Businesses and organisations have come to realise this in recent times and have adopted the now ubiquitous “mission statements” and “strategic goals”. Whilst this alignment of action with objectives is understood by some, it's not something that is well understood throughout most organisations. Often if you ask for a frank opinion on the floor, people will tell you that it's one of those corporate cheerleading things. What the mission statement is trying to do is define meaning for the organisation or business.
People often understand that cost accumulates from the smallest widget used in production all the way up to massive capital plant purchases, and it all accrues into the cost of doing business. People understand that if you want to keep operating costs down, everyone needs to consider the smallest aspects of their work. Unfortunately, it is not well understood that this is also true of meaning.
The smallest actions in daily work contribute to the aggregate meaning produced by the business or organisation. This is a critical notion to grasp when considering efficiency, because a very efficient action in a work process is actually detrimental if it is a meaningless action. In this sense, efficiency is two dimensional: purpose (“meaningfulness”) and productivity (cost to take the action versus produced outcome).

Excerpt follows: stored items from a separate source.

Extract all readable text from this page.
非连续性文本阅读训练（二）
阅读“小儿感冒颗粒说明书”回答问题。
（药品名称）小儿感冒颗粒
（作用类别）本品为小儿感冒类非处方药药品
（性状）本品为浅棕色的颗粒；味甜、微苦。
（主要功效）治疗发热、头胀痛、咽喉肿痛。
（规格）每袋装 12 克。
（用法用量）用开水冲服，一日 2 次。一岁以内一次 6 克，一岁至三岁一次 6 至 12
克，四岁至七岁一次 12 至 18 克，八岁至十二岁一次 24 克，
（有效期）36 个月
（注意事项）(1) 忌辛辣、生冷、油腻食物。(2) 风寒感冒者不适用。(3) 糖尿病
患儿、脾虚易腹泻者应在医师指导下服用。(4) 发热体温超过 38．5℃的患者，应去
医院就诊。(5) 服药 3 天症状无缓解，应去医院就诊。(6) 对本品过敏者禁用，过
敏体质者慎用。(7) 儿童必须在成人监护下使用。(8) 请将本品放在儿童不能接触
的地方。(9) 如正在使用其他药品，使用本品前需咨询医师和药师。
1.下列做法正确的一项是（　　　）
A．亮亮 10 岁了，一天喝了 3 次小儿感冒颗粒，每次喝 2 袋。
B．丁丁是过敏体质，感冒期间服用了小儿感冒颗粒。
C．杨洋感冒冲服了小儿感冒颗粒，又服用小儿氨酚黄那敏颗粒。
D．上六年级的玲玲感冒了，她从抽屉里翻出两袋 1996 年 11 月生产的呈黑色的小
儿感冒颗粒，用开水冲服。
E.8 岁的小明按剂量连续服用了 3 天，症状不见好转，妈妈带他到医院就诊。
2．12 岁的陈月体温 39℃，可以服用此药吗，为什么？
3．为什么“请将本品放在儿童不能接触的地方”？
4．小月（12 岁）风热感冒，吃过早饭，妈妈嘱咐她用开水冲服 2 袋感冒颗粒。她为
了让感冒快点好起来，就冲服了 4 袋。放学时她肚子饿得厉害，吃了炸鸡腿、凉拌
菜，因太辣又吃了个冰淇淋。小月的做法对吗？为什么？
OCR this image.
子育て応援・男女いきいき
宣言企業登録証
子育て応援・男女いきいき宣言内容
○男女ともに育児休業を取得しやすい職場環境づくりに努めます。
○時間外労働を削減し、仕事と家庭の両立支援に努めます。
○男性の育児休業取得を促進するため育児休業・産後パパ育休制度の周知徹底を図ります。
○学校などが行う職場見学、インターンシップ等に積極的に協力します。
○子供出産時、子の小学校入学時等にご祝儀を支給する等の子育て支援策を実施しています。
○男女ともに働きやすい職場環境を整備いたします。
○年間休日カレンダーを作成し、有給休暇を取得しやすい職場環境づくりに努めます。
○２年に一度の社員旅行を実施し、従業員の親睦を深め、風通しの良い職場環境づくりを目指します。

If one axis of efficiency is ignored, efficiency will not be achieved, even though you might believe that it has. Simply, if you are headed in the wrong direction, doing so more productively is only harming your cause the more you continue.
It is for this reason that baselines are important. If you don't have a good way to understand outcomes achieved, you will be uninformed. You may believe that you have improved efficiency, but may be mistaken, even though you believe you can demonstrate the improvement. It's an easy error to make because it's easy to overlook one or other axis of efficiency.
Thus, proper and clear measurement and baselining is needed to understand your own efficiency position. The methods required to do this are the concern of the field of enquiry known as ergonomics: the study of effort. Time and motion practitioners will look at work in terms, not of efficiency, but of ergonomics. In this way, the complete picture of achievement by effort can be understood.
If one axis of efficiency is ignored, efficiency will not be achieved
"Simply, if you are headed in the wrong direction, doing so more productively is only harming your cause the more you continue."